An astonishing 1.5 million road excavations take place every year in the UK. The traffic closures and disruption to businesses are estimated to cost more than £5 billion. But maybe not for too much longer. The UK Government has committed a £26.6 million investment to build microrobots that can help repair the UK’s vast underground pipe network. These robots will not only help to repair underground pipes but also offshore oil and gas pipelines and wind turbines.

Science Minister Chris Skidmore said:

‘While for now we can only dream of a world without roadworks disrupting our lives, these pipe-repairing robots herald the start of technology that could make that dream a reality in the future’.

Although this research project started last year, there are other robots already working on-site. For example, we find robots being used for pipe inspections and small repairs. Sewer Robotics has created robots that are capable of identifying small cracks inside sewer pipes – and to also repair them! It uses an air coupling to connect with UV patching and spot repair packers. They can carry out trenchless pipe repairs inside pipes ranging from 150 to 500mm diameter.

Robots are already repairing pipes in London

Another big innovator in this area is Cadent – the largest gas provider in the UK. They started a £2.5 million project last year to fix underground pipes in London with a robot. Its name is Cisbot, and it has been developed by ULC Robotics. This robot can repair 100 metres of gas mains in seven days. If the same work was to be undertaken by human workers, it would instead take ten weeks. It’s not only 10 times faster, but it also minimises disruption thanks to its trenchless repairs. What’s even more impressive, it improves safety by removing many man-hours on-site and doing the ‘hard work’ for them.

Another significant benefit is that Cisbot can work inside live pipes. Thanks to this feature, Cadent has been able to carry out repairs to multiple pipes in London whilst maintaining the gas supply to neighbours. The robot only needs one excavation to be lowered into the ground and into the gas main. Once inside, it can be controlled remotely by an operator on the surface. When a crack is identified, the robot can inject a sealant and voila! – job done without endless trenches.

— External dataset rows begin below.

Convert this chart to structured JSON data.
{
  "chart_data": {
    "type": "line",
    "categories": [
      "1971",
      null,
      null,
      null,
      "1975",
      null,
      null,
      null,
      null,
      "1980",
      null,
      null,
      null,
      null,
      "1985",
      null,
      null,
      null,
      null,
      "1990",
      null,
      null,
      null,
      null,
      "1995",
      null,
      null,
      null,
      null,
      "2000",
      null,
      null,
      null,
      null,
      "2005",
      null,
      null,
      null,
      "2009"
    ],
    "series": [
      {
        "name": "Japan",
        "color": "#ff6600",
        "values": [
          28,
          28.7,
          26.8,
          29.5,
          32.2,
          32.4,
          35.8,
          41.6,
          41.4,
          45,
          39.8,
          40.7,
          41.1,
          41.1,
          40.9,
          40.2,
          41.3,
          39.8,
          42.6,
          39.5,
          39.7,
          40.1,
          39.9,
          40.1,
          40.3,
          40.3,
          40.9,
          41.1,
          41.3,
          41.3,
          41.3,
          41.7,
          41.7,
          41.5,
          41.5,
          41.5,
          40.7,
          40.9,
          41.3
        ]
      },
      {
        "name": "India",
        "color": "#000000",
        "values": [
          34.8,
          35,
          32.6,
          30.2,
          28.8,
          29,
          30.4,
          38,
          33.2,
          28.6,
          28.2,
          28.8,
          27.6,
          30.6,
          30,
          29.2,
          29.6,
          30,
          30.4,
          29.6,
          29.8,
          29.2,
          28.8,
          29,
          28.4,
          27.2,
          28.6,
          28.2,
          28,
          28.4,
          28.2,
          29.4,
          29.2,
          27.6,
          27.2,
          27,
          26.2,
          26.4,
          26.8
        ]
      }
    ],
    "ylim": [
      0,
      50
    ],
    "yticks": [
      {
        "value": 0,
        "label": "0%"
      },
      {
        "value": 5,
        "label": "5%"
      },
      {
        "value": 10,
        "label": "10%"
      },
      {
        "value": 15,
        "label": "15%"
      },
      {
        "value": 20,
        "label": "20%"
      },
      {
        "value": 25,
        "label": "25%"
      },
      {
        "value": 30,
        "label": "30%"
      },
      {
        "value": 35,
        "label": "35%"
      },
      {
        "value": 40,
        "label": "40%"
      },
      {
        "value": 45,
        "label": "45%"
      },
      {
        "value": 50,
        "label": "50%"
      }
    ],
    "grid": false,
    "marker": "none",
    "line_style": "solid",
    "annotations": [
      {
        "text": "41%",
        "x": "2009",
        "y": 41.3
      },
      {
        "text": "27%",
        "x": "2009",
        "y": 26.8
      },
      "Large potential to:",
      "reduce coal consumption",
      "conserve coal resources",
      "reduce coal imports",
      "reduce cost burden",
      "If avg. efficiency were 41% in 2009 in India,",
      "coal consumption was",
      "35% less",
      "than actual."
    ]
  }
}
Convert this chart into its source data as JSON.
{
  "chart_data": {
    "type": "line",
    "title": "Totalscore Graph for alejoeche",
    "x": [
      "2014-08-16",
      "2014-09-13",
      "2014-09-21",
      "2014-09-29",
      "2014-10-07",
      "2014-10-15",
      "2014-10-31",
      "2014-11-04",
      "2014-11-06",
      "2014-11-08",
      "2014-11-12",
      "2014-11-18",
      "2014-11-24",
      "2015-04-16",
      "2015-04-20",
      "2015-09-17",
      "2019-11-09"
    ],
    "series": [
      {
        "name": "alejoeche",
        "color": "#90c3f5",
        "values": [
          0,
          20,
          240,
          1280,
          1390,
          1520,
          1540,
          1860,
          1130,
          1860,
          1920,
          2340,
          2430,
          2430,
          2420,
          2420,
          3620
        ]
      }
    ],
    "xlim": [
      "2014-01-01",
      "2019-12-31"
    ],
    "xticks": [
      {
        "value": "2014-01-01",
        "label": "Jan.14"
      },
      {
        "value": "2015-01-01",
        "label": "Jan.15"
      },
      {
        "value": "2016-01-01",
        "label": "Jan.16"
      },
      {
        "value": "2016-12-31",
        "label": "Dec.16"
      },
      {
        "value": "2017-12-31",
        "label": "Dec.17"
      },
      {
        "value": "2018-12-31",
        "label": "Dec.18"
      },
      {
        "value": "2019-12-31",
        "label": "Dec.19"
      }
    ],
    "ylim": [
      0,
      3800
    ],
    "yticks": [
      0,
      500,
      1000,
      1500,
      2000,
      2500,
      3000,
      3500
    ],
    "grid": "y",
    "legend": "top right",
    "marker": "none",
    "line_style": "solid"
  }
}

The future of pipe repairs with robots

And it seems that Cisbot is just setting the bar for the future of robots and pipe repairs. One of the most exciting and promising projects is the FSWBot – Friction Stir Welding Robotic Crawler. This robot can repair offshore pipes without stopping the associated service flow. It uses innovative technology for friction stir welding. Thanks to this, it generates enough frictional heat to soften the metal without melting it. This, in turn, allows metal components to be forged together at the joint line. The FSWBot is currently being developed by Forth Engineering in Cumbria. The funding comes from Innovate UK and it’s expected to be operational by January 2021.

Peter Routledge, project manager at Forth Engineering said:

‘The project is creating interest in the oil, water, waste, recycling and renewables industries, all looking at how they could apply it to make them more efficient.’

The robot’s pipe repair method is particularly interesting. Once deployed inside a cast-iron pipeline with oil flowing, it will lock itself at the position where the repair is needed. The robot has a turbine within a duct which uses the kinetic energy in the flow of oil to power the milling tool. Once it has accumulated enough energy, the milling tool will cut away the corroded area and put in place a steel patch.

The FSW unit will then weld the patch in place and use the milling tool to ensure it is flush with the pipe. Finally, the robot will deploy Non-Destructive Test packages to inspect the weld for quality assurance. A clean, complete job, without stopping the flow of oil in the pipe. Futuristic? Not really – most likely a reality from next year.